Le contrat social ne doit pas non plus inclure la protection de ceux qui ne la désirent pas. À l’exemple de la pandémie virale de 2020, voilà une protection très problématique qui sacrifie carrément la vie psychique, sociale et économique de tous pour éviter de manière ténue des décès prématurés de quelques personnes dont le profil est supposé à risque. Cela n’est juste ni pour les uns ni pour les autres, les surprotégés ayant bien de quoi s’indigner car leur vie, ou ce qu’il en reste, ne saurait se réduire à la bête survie.
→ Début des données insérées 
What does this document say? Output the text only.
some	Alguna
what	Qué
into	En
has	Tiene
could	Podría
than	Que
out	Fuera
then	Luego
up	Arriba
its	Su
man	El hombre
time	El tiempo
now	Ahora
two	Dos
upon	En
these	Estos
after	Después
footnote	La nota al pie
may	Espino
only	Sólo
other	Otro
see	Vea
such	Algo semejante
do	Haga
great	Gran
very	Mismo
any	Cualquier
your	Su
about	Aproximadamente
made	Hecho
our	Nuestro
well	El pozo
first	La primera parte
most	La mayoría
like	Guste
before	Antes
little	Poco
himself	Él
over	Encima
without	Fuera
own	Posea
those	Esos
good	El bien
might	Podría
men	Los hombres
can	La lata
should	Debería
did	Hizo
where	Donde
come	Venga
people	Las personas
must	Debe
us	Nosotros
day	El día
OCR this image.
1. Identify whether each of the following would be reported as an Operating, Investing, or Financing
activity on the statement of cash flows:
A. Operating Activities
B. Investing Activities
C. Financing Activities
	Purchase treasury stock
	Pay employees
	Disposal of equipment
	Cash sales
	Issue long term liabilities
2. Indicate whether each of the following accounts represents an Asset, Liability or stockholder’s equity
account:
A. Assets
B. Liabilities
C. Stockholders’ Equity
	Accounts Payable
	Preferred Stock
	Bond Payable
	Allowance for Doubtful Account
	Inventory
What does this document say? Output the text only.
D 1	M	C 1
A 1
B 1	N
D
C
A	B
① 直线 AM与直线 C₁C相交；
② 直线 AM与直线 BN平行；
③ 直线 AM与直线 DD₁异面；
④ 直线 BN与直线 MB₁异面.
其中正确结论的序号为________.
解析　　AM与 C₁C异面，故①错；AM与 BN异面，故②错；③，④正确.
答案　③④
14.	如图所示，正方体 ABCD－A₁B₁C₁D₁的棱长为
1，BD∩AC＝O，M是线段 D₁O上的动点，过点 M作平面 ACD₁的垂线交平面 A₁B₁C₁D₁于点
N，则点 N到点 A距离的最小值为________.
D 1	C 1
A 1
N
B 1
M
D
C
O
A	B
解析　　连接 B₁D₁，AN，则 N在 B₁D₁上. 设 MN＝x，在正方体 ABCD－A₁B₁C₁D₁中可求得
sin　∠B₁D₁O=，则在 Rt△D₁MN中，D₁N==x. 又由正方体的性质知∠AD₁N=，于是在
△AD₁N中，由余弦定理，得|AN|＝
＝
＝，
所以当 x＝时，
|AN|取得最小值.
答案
Dès lors que notre espèce dispose d’une conscience, elle est animée de l’ambition de bien vivre la seule vie que chacun reçoit, ce qui prend des formes très disparates selon les personnes et requiert des moyens variés. D’un point de vue populaire, le risque pris par les uns ou la richesse accumulée par d’autres paraissent toujours démesurés. Pourtant c’est ce qui permet de progresser car, à l’inverse, la médiocrité générale n’offre ni satisfaction ni perspective. Prétendre vouloir combattre et annihiler toute prise de risque ou formation d’inégalité est une posture intenable et immorale car stérilisant notre humanité.